The High Definition/High Density-DVD (HD-DVD) next-generation optical disc format has been given a boost with the announcement by Toshiba and NEC that they plan to launch compatible products next year.
Toshiba plans a home player and possibly a recorder while NEC said it plans a drive for use with computers.
At the same event Pony Canyon, Japan’s largest distributor of DVDs, said it planned to release content in the format and named the first eight discs it plans to produce.
The promotional effort aims to push HD-DVD toward victory in what has been until now a one-sided race to become the format of choice for high-definition video content.
To date, demonstrations of HD-DVD have been largely confined to prototype models on show at technical seminars and some events. In contrast recorders based on the competing Blu-ray Disc are already on the market. Sony commercialised the first last year and Matsushita Electric Industrial, better known as Panasonic, put the second on sale in Japan last week.

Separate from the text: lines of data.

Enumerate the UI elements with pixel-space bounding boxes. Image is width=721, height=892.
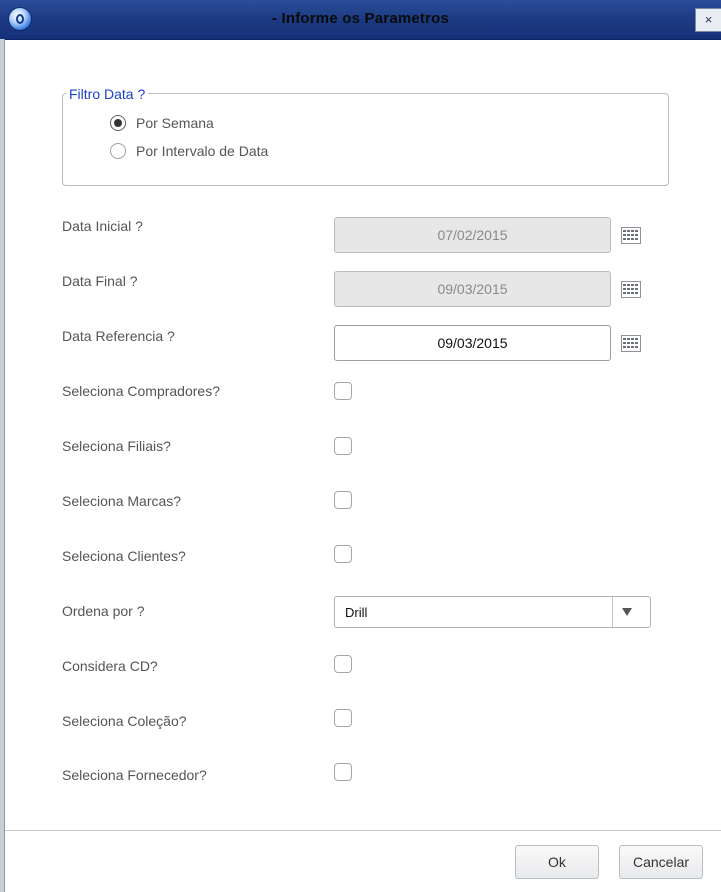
ok-button[interactable]: Ok	[515, 845, 599, 879]
calendar-icon[interactable]	[621, 281, 641, 298]
label-data-inicial: Data Inicial ?	[62, 218, 143, 234]
filter-date-legend: Filtro Data ?	[66, 86, 149, 102]
label-data-referencia: Data Referencia ?	[62, 328, 175, 344]
checkbox-seleciona-colecao[interactable]	[334, 709, 352, 727]
cancel-button[interactable]: Cancelar	[619, 845, 703, 879]
radio-por-semana[interactable]: Por Semana	[110, 113, 214, 133]
checkbox-seleciona-compradores[interactable]	[334, 382, 352, 400]
ordena-por-value: Drill	[345, 605, 368, 620]
label-ordena-por: Ordena por ?	[62, 603, 145, 619]
checkbox-seleciona-fornecedor[interactable]	[334, 763, 352, 781]
radio-label-por-intervalo: Por Intervalo de Data	[136, 143, 269, 159]
data-referencia-input[interactable]: 09/03/2015	[334, 325, 611, 361]
checkbox-seleciona-marcas[interactable]	[334, 491, 352, 509]
data-final-input[interactable]: 09/03/2015	[334, 271, 611, 307]
radio-label-por-semana: Por Semana	[136, 115, 214, 131]
radio-por-intervalo[interactable]: Por Intervalo de Data	[110, 141, 268, 161]
label-seleciona-colecao: Seleciona Coleção?	[62, 713, 187, 729]
label-seleciona-filiais: Seleciona Filiais?	[62, 438, 171, 454]
checkbox-considera-cd[interactable]	[334, 655, 352, 673]
calendar-icon[interactable]	[621, 335, 641, 352]
parameters-dialog: - Informe os Parametros × Filtro Data ? …	[0, 0, 721, 892]
checkbox-seleciona-filiais[interactable]	[334, 437, 352, 455]
label-data-final: Data Final ?	[62, 273, 138, 289]
label-seleciona-marcas: Seleciona Marcas?	[62, 493, 182, 509]
label-considera-cd: Considera CD?	[62, 658, 158, 674]
radio-button-checked[interactable]	[110, 115, 126, 131]
label-seleciona-clientes: Seleciona Clientes?	[62, 548, 186, 564]
window-left-border	[0, 39, 5, 892]
ordena-por-select[interactable]: Drill	[334, 596, 651, 628]
checkbox-seleciona-clientes[interactable]	[334, 545, 352, 563]
label-seleciona-compradores: Seleciona Compradores?	[62, 383, 220, 399]
close-button[interactable]: ×	[695, 8, 721, 32]
chevron-down-icon[interactable]	[622, 608, 632, 616]
label-seleciona-fornecedor: Seleciona Fornecedor?	[62, 767, 207, 783]
window-title: - Informe os Parametros	[271, 10, 450, 27]
calendar-icon[interactable]	[621, 227, 641, 244]
radio-button-unchecked[interactable]	[110, 143, 126, 159]
footer-divider	[5, 830, 721, 831]
select-divider	[612, 597, 613, 627]
filter-date-group	[62, 93, 669, 186]
title-bar[interactable]: - Informe os Parametros ×	[0, 0, 721, 40]
data-inicial-input[interactable]: 07/02/2015	[334, 217, 611, 253]
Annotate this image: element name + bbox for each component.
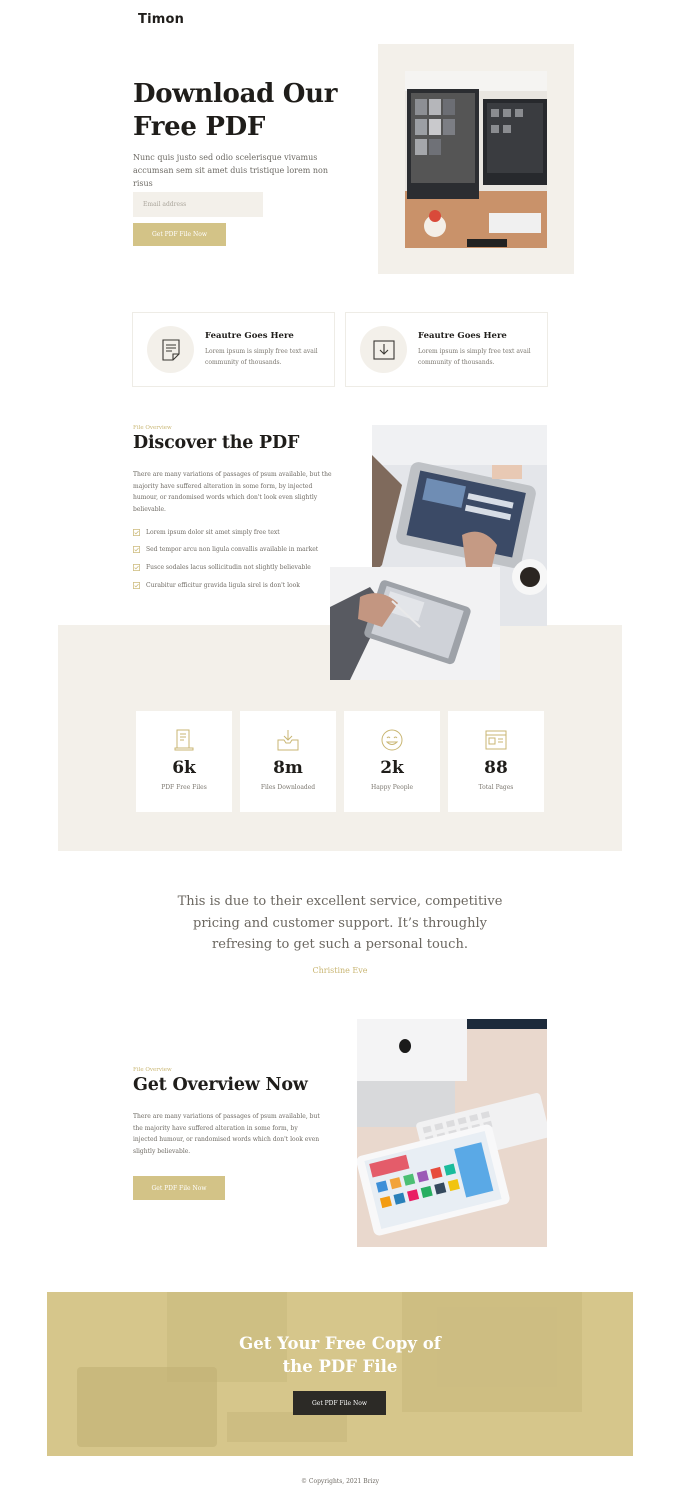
check-icon: [133, 563, 140, 571]
document-note-icon: [161, 338, 180, 361]
desk-monitors-image: [405, 71, 547, 248]
discover-kicker: File Overview: [133, 425, 172, 431]
footer-copyright: © Copyrights, 2021 Brizy: [300, 1478, 380, 1485]
feature-title: Feautre Goes Here: [205, 331, 294, 341]
email-input[interactable]: [133, 192, 263, 217]
file-icon: [174, 729, 194, 751]
cta-title-line: the PDF File: [282, 1357, 398, 1376]
smiley-icon: [381, 729, 403, 751]
stat-value: 8m: [273, 758, 303, 778]
hero-title: Download Our Free PDF: [133, 78, 363, 144]
hero-image-frame: [378, 44, 574, 274]
hero-title-line2: Free PDF: [133, 112, 265, 142]
hero-description: Nunc quis justo sed odio scelerisque viv…: [133, 153, 328, 188]
page-layout-icon: [485, 730, 507, 750]
stat-value: 88: [484, 758, 508, 778]
overview-title: Get Overview Now: [133, 1075, 308, 1095]
stat-value: 2k: [380, 758, 404, 778]
cta-title-line: Get Your Free Copy of: [239, 1334, 441, 1353]
feature-text: Lorem ipsum is simply free text avail co…: [418, 348, 531, 366]
testimonial-author: Christine Eve: [312, 966, 368, 975]
discover-title: Discover the PDF: [133, 433, 300, 453]
cta-get-pdf-button[interactable]: Get PDF File Now: [293, 1391, 386, 1415]
cta-title: Get Your Free Copy of the PDF File: [47, 1332, 633, 1378]
download-tray-icon: [277, 730, 299, 751]
logo[interactable]: Timon: [138, 12, 184, 27]
stat-card: 88 Total Pages: [448, 711, 544, 812]
overview-text: There are many variations of passages of…: [133, 1113, 320, 1155]
checklist-text: Curabitur efficitur gravida ligula sirel…: [146, 581, 300, 589]
stat-label: Total Pages: [478, 784, 514, 791]
overview-get-pdf-button[interactable]: Get PDF File Now: [133, 1176, 225, 1200]
check-icon: [133, 528, 140, 536]
quote-line: refresing to get such a personal touch.: [212, 937, 468, 952]
hero-title-line1: Download Our: [133, 79, 338, 109]
feature-title: Feautre Goes Here: [418, 331, 507, 341]
stat-value: 6k: [172, 758, 196, 778]
stat-label: PDF Free Files: [161, 784, 207, 791]
check-icon: [133, 545, 140, 553]
stat-label: Files Downloaded: [260, 784, 316, 791]
feature-text: Lorem ipsum is simply free text avail co…: [205, 348, 318, 366]
checklist-item: Lorem ipsum dolor sit amet simply free t…: [133, 526, 343, 538]
download-box-icon: [372, 339, 395, 360]
imac-ipad-image: [357, 1019, 547, 1247]
check-icon: [133, 581, 140, 589]
checklist-text: Sed tempor arcu non ligula convallis ava…: [146, 545, 319, 553]
checklist-item: Curabitur efficitur gravida ligula sirel…: [133, 579, 343, 591]
overview-kicker: File Overview: [133, 1067, 172, 1073]
checklist-item: Sed tempor arcu non ligula convallis ava…: [133, 543, 343, 555]
feature-icon-circle: [147, 326, 194, 373]
feature-card: Feautre Goes Here Lorem ipsum is simply …: [345, 312, 548, 387]
stat-label: Happy People: [370, 784, 414, 791]
feature-card: Feautre Goes Here Lorem ipsum is simply …: [132, 312, 335, 387]
checklist-item: Fusce sodales lacus sollicitudin not sli…: [133, 561, 343, 573]
discover-text: There are many variations of passages of…: [133, 471, 332, 513]
testimonial-quote: This is due to their excellent service, …: [170, 891, 510, 956]
tablet-stylus-image: [330, 567, 500, 680]
stat-card: 8m Files Downloaded: [240, 711, 336, 812]
checklist-text: Fusce sodales lacus sollicitudin not sli…: [146, 563, 311, 571]
quote-line: This is due to their excellent service, …: [177, 894, 503, 909]
stat-card: 2k Happy People: [344, 711, 440, 812]
checklist-text: Lorem ipsum dolor sit amet simply free t…: [146, 528, 280, 536]
hero-get-pdf-button[interactable]: Get PDF File Now: [133, 223, 226, 246]
quote-line: pricing and customer support. It’s throu…: [193, 915, 487, 931]
stat-card: 6k PDF Free Files: [136, 711, 232, 812]
feature-icon-circle: [360, 326, 407, 373]
cta-banner: Get Your Free Copy of the PDF File Get P…: [47, 1292, 633, 1456]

The HD-DVD group, which is mainly led by Toshiba and NEC, is using the technological differences between the two formats as the basis for its argument that HD-DVD makes more sense than Blu-ray Disc and hopes the entertainment industry, both in Japan and elsewhere, is listening.
The industry was a tough crowd to please, a senior executive advisor to Microsoft, Toshio Yajima, said. But both sides in the format battle know that without the support of movie studios and entertainment companies their respective formats could be dead in the water.
Toshiba and NEC are appealing to the collective wallets of the industry.
Because HD-DVD discs were almost physically identical to current DVD discs, the same production lines could be used to produce both discs, thus saving the expense of building new factories, senior manager of the engineering development department at optical disc maker Memory-Tech, Masato Ootsuka, said.
A pilot line at the company’s factory in Tsukuba, north of Tokyo, could be switched between DVD and HD-DVD in five minutes and production of a dual-layer 30GB HD-DVD disc takes 3.5 seconds, compared to three seconds for a DVD, Ootsuka said. Yields were also above 90 per cent.
Hardware would be cheaper to make because its closeness to DVD means it is less complicated, the companies said.
While Toshiba and NEC wouldn’t comment on the likely price of their first products, chief fellow of technology at Toshiba and also a chairman at the DVD Forum, Hisashi Yamada, said earlier this year that he expected the first players to cost about $US910.
Panasonic’s Blu-ray Disc recorder due on sale this week will cost about $US2730.
With the promotional event in Tokyo and Panasonic’s imminent launch of its Blu-ray Disc player it appears the long-anticipated battle between the two sides is now beginning.
The Blu-ray Disc camp is targeting recording of high-definition programs, but this could hamper it in markets where high-definition programming has yet to take off. The HD-DVD team is seeking victory through the backing of entertainment companies for prerecorded content and hoping users are more interested in watching such content than time-shifting television.